Segmentation Results
We demonstrate Guide3D’s potential to advance guidewire segmentation research by evaluating the performance of three state-of-the-art network architectures: UNet (learning rate: , 135 epochs), TransUnet (integrating ResNet50 and Vision Transformer (ViT-B-16), learning rate: 0.01, 199 epochs), and SwinUnet (Swin Transformer architecture, learning rate: 0.01, 299 epochs). Performance metrics included the Dice coefficient (DiceM), mean Intersection over Union (mIoU), and Jaccard index, detailed in Table 2. The results indicate that UNet achieved a DiceM of 92.25, mIoU of 36.60, and Jaccard index of 86.57. TransUnet outperformed with a DiceM of 95.06, mIoU of 41.20, and Jaccard index of 91.10. SwinUnet recorded a DiceM of 93.73, mIoU of 38.58, and Jaccard index of 88.55. These findings benchmark the dataset’s performance and suggest potential for future enhancements. Despite these promising results, the presence of loops and occlusions within the guidewire indicates that polyline prediction could significantly improve task utility.

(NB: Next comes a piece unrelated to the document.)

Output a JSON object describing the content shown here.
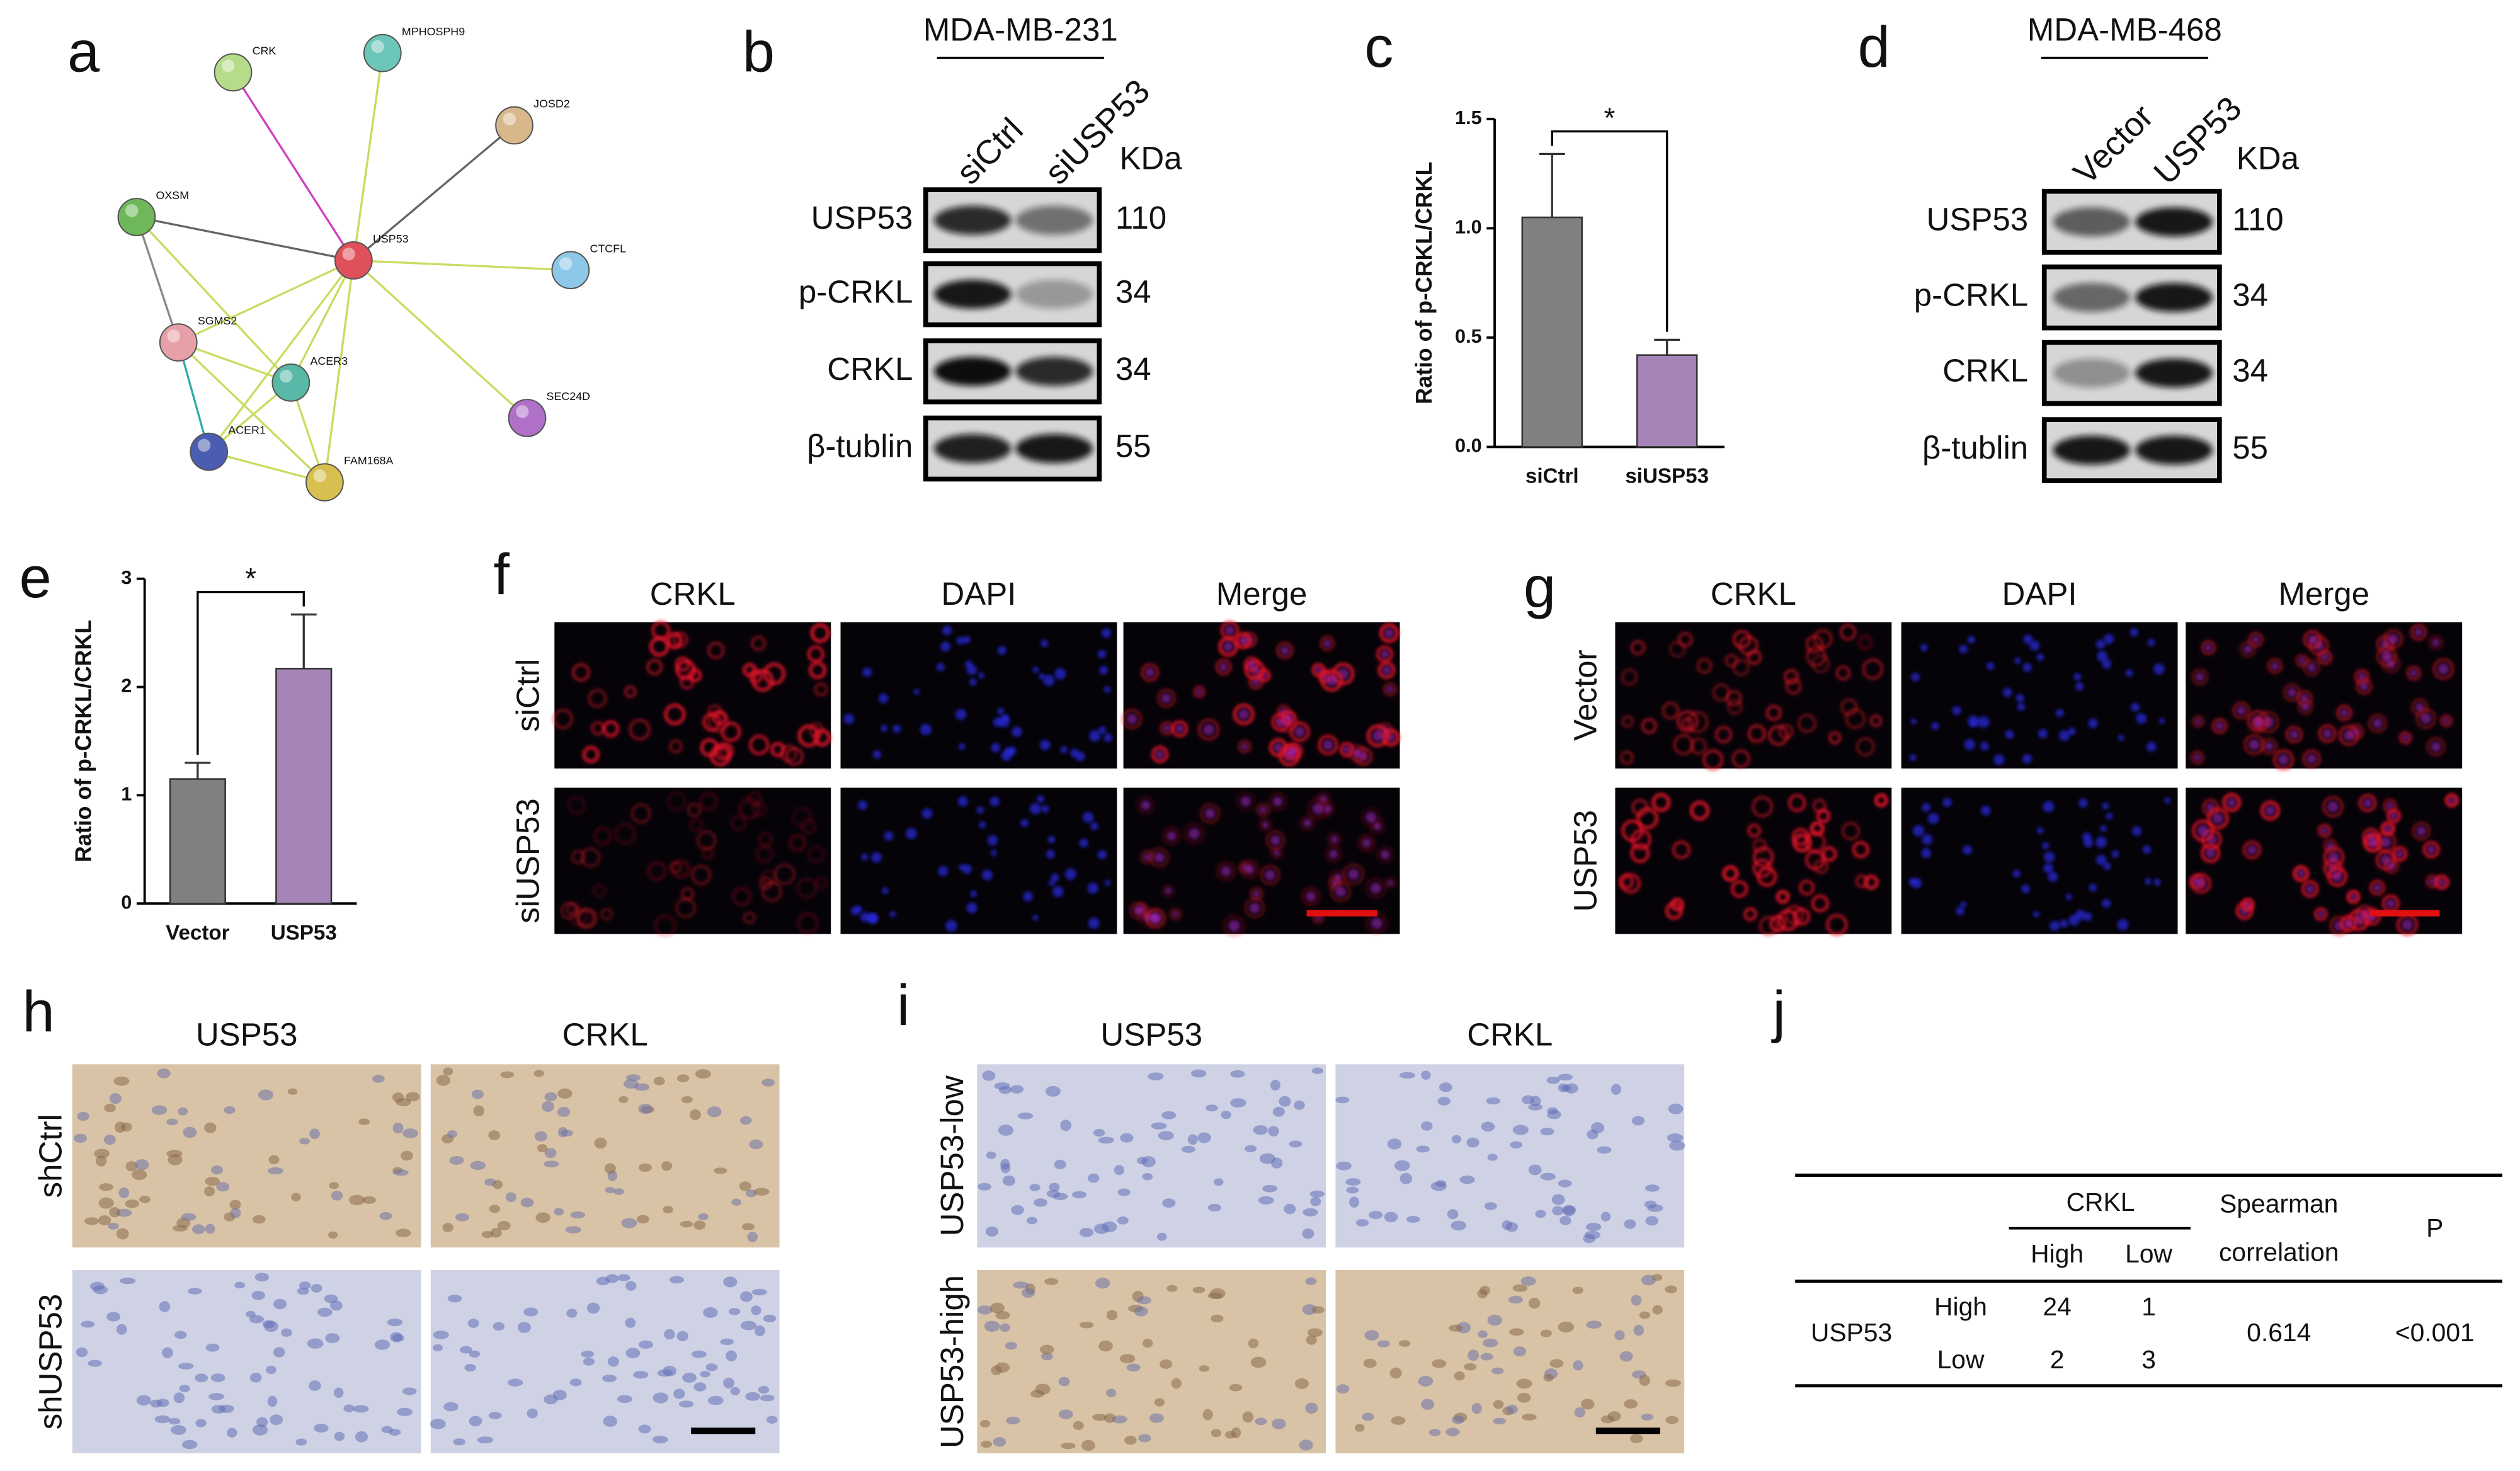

Discussion and Conclussion
This paper introduces a new dataset, Guide3D, for segmentation and 3D reconstruction of flexible, curved endovascular tools. Extensive experiments demonstrate the dataset’s value; yet several limitations must be acknowledged. Firstly, our dataset lacks clinical real human data due to the complexity and regulatory challenges of acquiring such data. Our standardized platform, however, aims to enable further research, providing a stepping stone towards clinical practice.
Additionally, the dataset primarily focuses on synthetic and experimental scenarios, which may not fully capture the variability and unpredictability of real-world clinical environments. While this controlled setting aids initial algorithm development and benchmarking, further validation with clinical data is necessary to ensure the robustness and generalizability of the proposed methods.

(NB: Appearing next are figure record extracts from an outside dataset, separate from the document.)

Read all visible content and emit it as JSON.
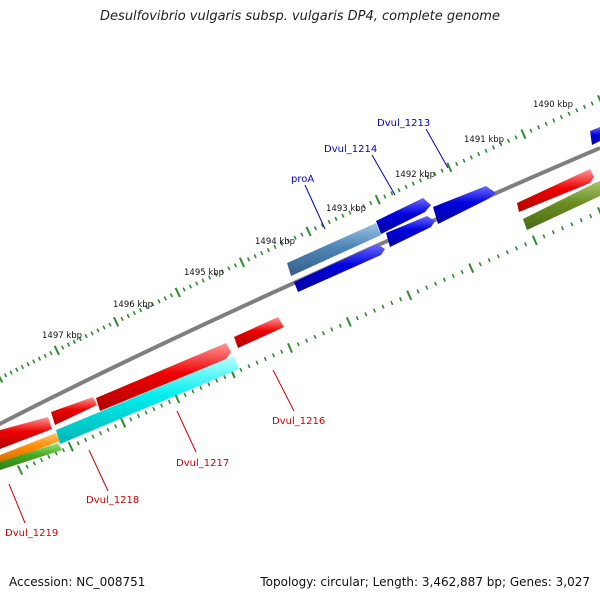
{
  "title": "Desulfovibrio vulgaris subsp. vulgaris DP4, complete genome",
  "footer": {
    "accession": "Accession: NC_008751",
    "topology": "Topology: circular; Length: 3,462,887 bp; Genes: 3,027"
  },
  "colors": {
    "backbone": "#7f7f7f",
    "tick": "#2e8b2e",
    "blue_label": "#0000cc",
    "red_label": "#cc0000",
    "red_gene": "#ee0000",
    "blue_gene": "#0000dd",
    "steel_gene": "#4f86b8",
    "cyan_gene": "#00eeee",
    "olive_gene": "#6b8e23",
    "orange_gene": "#ff8c00",
    "green_gene": "#44aa22"
  },
  "ruler": [
    "1490 kbp",
    "1491 kbp",
    "1492 kbp",
    "1493 kbp",
    "1494 kbp",
    "1495 kbp",
    "1496 kbp",
    "1497 kbp"
  ],
  "gene_labels": {
    "dvul_1213": "Dvul_1213",
    "dvul_1214": "Dvul_1214",
    "proa": "proA",
    "dvul_1216": "Dvul_1216",
    "dvul_1217": "Dvul_1217",
    "dvul_1218": "Dvul_1218",
    "dvul_1219": "Dvul_1219"
  }
}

Moreover, the guidewire’s flexibility and the presence of loops and occlusions present significant challenges for segmentation and reconstruction tasks. Our dataset includes these complexities to push the boundaries of current methodologies, but future work should explore more advanced techniques.
Our dataset accommodates both video and image-based approaches, providing a versatile resource to facilitate the translation of these technologies into clinical settings. Our objective is to bridge the disparity between research developments and clinical application by establishing a standardized framework for evaluating the efficacy of various methodologies. Our code and dataset will be made publicly available.